Retrieval accuracy only matters if the system is available when you need it.

Picture a search system with exceptional accuracy that slows to a crawl under load, or goes dark at the one moment you genuinely need it. That is not a retrieval problem. That is a trust problem. And once you break a user's confidence in the system, you probably do not get it back.

Under sustained load at million-document scale, our API response times stayed in low single-digit milliseconds at the 95th percentile. Error rates remained near baseline. Worker failures were essentially zero. The system absorbed traffic spikes through backpressure and batching without degradation.
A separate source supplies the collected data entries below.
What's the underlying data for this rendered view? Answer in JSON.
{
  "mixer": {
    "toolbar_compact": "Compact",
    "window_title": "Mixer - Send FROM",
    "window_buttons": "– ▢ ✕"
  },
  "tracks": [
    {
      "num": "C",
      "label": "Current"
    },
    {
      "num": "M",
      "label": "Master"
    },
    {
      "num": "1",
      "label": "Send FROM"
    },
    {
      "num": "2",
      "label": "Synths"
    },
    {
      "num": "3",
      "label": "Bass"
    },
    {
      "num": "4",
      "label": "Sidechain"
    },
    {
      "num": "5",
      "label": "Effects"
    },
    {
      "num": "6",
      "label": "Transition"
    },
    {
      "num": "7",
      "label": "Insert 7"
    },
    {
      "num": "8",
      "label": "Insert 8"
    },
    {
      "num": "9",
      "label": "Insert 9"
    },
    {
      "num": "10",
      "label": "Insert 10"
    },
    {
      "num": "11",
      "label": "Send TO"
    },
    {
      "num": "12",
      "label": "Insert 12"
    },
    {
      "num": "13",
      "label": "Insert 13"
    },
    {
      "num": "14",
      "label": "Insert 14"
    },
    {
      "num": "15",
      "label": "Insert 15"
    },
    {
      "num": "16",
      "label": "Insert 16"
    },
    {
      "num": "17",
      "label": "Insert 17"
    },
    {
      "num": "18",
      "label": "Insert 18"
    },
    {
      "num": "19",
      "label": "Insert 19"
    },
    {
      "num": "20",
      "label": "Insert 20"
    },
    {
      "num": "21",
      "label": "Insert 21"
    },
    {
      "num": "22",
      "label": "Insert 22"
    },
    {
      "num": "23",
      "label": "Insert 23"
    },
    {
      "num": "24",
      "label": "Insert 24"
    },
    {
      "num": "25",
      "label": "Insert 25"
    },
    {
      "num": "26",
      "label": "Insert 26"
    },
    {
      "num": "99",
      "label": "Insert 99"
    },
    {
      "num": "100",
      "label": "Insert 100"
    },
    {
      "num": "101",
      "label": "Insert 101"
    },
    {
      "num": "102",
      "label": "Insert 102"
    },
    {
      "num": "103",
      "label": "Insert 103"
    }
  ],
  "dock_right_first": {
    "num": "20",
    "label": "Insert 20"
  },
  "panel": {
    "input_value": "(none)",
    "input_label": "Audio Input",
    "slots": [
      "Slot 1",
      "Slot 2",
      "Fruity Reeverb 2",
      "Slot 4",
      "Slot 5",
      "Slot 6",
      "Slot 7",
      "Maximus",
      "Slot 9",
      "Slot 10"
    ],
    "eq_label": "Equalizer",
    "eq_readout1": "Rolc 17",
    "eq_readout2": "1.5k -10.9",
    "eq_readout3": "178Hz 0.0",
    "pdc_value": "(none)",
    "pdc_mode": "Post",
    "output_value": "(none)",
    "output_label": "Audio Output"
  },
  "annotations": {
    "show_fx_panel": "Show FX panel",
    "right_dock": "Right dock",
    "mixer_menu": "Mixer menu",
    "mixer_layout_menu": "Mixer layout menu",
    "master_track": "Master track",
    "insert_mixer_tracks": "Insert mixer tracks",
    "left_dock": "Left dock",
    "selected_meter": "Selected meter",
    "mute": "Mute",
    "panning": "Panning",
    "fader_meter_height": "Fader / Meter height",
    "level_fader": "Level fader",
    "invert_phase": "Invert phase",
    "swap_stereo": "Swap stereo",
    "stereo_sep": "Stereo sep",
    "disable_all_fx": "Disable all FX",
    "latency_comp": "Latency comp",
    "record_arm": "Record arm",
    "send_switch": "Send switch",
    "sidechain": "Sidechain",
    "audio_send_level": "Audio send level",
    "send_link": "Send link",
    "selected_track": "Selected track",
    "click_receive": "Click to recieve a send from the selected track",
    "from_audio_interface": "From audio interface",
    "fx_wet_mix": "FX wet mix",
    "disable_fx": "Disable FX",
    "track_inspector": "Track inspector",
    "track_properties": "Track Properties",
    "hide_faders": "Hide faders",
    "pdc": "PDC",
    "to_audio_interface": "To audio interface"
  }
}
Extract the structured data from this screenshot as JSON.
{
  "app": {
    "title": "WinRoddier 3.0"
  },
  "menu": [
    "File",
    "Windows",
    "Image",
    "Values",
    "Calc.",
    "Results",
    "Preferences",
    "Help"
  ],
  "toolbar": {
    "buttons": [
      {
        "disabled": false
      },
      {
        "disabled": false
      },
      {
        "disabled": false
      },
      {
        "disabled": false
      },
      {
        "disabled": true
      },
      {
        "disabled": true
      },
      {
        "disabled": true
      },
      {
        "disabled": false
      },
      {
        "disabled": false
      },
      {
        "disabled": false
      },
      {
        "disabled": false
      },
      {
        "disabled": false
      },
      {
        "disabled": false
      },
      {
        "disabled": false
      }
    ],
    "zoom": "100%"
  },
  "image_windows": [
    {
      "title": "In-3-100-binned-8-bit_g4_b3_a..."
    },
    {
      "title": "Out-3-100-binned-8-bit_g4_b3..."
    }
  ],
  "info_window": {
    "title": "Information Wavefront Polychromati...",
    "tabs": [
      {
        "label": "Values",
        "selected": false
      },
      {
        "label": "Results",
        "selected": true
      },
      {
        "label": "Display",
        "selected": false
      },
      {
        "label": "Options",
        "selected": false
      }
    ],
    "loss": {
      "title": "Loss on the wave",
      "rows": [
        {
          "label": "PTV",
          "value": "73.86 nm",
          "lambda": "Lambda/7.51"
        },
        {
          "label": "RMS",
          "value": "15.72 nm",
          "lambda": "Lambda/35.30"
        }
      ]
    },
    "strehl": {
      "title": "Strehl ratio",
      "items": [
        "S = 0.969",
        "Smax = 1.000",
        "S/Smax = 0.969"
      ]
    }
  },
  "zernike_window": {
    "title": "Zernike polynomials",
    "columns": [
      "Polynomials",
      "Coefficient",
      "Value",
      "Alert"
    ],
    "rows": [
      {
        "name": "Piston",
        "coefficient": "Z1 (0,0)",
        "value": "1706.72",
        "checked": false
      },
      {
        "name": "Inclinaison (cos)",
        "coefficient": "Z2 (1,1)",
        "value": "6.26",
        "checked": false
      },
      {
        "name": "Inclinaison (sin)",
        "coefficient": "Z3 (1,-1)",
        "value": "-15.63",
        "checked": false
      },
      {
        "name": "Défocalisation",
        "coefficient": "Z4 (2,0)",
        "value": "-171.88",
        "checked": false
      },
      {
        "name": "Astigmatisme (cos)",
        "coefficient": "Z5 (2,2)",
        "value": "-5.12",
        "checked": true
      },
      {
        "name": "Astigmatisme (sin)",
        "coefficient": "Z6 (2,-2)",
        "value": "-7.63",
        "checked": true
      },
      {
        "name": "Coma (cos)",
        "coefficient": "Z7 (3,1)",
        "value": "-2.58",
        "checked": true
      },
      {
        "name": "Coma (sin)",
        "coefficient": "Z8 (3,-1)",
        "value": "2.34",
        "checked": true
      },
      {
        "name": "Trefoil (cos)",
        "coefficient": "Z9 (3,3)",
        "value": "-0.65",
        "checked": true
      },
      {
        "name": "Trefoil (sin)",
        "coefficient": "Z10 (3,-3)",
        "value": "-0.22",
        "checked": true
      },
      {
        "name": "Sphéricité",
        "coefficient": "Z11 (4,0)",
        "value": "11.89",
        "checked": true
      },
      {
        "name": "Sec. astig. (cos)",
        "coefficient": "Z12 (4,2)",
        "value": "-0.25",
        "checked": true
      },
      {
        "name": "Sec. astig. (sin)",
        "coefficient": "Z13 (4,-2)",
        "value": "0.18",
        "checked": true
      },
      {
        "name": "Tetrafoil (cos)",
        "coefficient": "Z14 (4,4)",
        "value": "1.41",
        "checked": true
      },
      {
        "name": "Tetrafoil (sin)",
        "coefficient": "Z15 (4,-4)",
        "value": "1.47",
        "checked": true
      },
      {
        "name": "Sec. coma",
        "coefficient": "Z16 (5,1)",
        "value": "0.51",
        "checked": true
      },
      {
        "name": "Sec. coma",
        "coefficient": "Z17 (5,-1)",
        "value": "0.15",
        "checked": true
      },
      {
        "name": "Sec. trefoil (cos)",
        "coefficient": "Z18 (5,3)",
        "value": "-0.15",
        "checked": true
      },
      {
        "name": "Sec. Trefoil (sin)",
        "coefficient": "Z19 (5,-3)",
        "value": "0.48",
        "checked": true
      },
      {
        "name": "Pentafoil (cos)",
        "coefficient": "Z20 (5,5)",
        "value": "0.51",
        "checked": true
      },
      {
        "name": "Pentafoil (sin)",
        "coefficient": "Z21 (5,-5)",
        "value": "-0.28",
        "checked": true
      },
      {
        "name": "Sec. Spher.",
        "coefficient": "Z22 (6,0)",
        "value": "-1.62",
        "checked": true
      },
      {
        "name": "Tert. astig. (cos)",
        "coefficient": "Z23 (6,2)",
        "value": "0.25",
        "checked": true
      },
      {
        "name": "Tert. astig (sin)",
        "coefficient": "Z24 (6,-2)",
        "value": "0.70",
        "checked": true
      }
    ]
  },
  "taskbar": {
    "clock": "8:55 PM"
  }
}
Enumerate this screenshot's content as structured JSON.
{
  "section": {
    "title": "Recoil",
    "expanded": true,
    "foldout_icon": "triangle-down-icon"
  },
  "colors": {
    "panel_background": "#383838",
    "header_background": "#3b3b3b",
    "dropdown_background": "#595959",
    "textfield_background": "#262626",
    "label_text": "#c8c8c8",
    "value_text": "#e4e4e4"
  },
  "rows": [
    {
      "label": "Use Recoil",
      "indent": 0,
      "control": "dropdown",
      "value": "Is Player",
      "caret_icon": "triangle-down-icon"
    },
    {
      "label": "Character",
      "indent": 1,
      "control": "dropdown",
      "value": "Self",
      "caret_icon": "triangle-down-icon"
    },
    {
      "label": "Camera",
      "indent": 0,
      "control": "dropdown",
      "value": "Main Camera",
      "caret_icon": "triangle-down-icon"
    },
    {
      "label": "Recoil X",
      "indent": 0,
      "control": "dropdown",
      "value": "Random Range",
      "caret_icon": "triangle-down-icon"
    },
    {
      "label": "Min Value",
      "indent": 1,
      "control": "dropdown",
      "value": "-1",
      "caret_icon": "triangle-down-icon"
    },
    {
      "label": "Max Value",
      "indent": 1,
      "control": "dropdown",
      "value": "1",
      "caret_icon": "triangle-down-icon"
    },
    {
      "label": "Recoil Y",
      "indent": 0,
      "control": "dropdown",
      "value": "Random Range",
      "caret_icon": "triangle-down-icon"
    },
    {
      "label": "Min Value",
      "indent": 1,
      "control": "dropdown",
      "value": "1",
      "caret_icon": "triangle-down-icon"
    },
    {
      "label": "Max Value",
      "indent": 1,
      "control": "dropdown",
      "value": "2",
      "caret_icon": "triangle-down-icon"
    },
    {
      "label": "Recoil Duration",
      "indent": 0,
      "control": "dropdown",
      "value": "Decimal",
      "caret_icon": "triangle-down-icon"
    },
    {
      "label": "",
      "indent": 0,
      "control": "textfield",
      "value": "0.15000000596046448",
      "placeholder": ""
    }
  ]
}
For teams running communication infrastructure that supports operational decisions, that stability story matters more than any retrieval benchmark. An AI feature that introduces latency or instability into that stack is not a feature. It is a liability.

Three things. The third is the one that keeps people up at night.

First, irreproducibility. When a user searches for the same thing twice and gets completely different results, trust in the system collapses fast and it does not come back.

Second, opacity about sources. If the system cannot show you where the answer came from, you cannot verify it. In high-stakes environments, an unverifiable answer is not just unhelpful. It is unusable.

But the third is access control. These organizations operate with strict information hierarchies, and the last thing anyone needs is a search system that surfaces sensitive data to someone who should not see it. That is not a retrieval quality problem. That is an institutional catastrophe.

In an early version of the pipeline, we were using a library for embedding inference that had a hidden dependency on endpoints behind Cloudflare. We didn't catch it because we weren't testing in a fully air-gapped environment. Then Cloudflare went down, and suddenly our embedding model was broken.

If that had happened in a real deployment for a defense customer, it would have been a serious incident. We stripped out the entire library and rebuilt it with one that had zero cloud infrastructure dependencies.

It slowed us down. It was not an easy path. But for air-gapped deployments, which is the operating reality for most of the organizations we are building for, there is no other path. The system has to work completely offline, with no external dependencies, under any conditions.

That decision, and others like it, reflect a particular kind of engineering discipline. Not optimizing for the demo. Optimizing for the day when the system has to work and nobody has time to troubleshoot.

The next iteration brings hybrid search, combining semantic and keyword retrieval, alongside LLM-as-judge evaluation to better measure what the numbers are actually missing. The baseline is set. The work continues.